Anyway, MA courses seem to vary between one and two years.  Mine is one year, full-time, and is split between critical seminars and workshops.  You specialise in either fiction or poetrym though you have the option to do workshops in both. (I'm doing fiction.) You don't get any teaching experience, and you submit a disseration (work-in-progress) of 15,000 words at the end of the twelve months.  I would imagine it's not as intensive as the MFA, though, with only a year, the students may well put a huge amount of pressure on themselves to write their masterpiece in ten months, rather than over a two or three year period.  I'm kind of jealous of the MFA students that get two years or more to concentrate on their craft, but, on the other hand, the terror of teaching must be a distraction from the writing itself at times.  Plus I'm reluctant to be so broke for so long.

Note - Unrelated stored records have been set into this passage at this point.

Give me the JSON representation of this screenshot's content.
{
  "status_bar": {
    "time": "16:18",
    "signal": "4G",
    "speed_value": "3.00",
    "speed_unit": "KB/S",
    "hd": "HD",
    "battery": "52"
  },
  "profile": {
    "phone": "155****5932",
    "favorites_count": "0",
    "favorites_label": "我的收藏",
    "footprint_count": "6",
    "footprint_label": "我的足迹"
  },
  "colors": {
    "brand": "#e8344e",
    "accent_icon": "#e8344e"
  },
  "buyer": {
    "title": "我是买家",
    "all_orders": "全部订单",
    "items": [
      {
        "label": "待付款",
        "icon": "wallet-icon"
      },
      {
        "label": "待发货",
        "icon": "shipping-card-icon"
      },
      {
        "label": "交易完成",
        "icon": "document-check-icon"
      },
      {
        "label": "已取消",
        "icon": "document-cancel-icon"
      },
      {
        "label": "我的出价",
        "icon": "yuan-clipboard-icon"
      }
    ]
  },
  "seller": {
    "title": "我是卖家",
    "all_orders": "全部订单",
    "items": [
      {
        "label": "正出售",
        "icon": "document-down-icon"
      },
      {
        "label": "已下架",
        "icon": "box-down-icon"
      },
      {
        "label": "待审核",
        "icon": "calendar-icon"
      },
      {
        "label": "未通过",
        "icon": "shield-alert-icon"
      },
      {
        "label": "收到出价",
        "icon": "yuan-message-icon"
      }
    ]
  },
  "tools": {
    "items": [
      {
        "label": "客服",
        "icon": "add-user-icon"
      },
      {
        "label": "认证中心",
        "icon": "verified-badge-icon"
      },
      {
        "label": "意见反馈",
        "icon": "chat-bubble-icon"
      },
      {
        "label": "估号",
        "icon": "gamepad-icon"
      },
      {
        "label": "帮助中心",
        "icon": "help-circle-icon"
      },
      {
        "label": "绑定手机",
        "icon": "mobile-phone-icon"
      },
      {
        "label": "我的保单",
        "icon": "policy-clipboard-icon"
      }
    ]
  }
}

But what do you think?  MFA'ers - what's the perception of the MA courses in the US, and how are us international types recieved over your way?  Are we doomed without the MFA?  European people, what do you think?  And has anyone done or considered doing a PhD; how's that working out?  Let's have a discussion!  Go on, go on!

Who wants a free yo-yo?

So, September 1st - the start of the course is looming, and the reading list is still undented. I dutifully shipped Henry James (in the form of What Maisie Knew) to Dublin with me for a long weekend, and spent four days going to christenings, changing nappies, bringing kids to the zoo, eating the goody-bags that said kids were supposed to eat after said christenings, but which I commandeered instead, and now I'm full of jellies and crisps and tiny little Milky Way bars, and my knowledge of Maisie's knowings is still quite pitiful. So the goals this week are:

(a) find out what the little terror does in fact know;
(b) bolt through at least two more texts on the list;
(c) get the online university registration done;
(d) go to work on Thursday;
(e) move house on Friday.

This last item is the one that makes me laugh, and invalidates the rest - and anyway, I need to find a shitload of cardboard boxes by tomorrow to get the whole thing underway. Oh, the hilarity! Dudes - send boxes. Or, wait - men with boxes and bubble-wrap. That would be sweet. First one to do my packing for me gets the last goody-bag. It comes with a free yo-yo.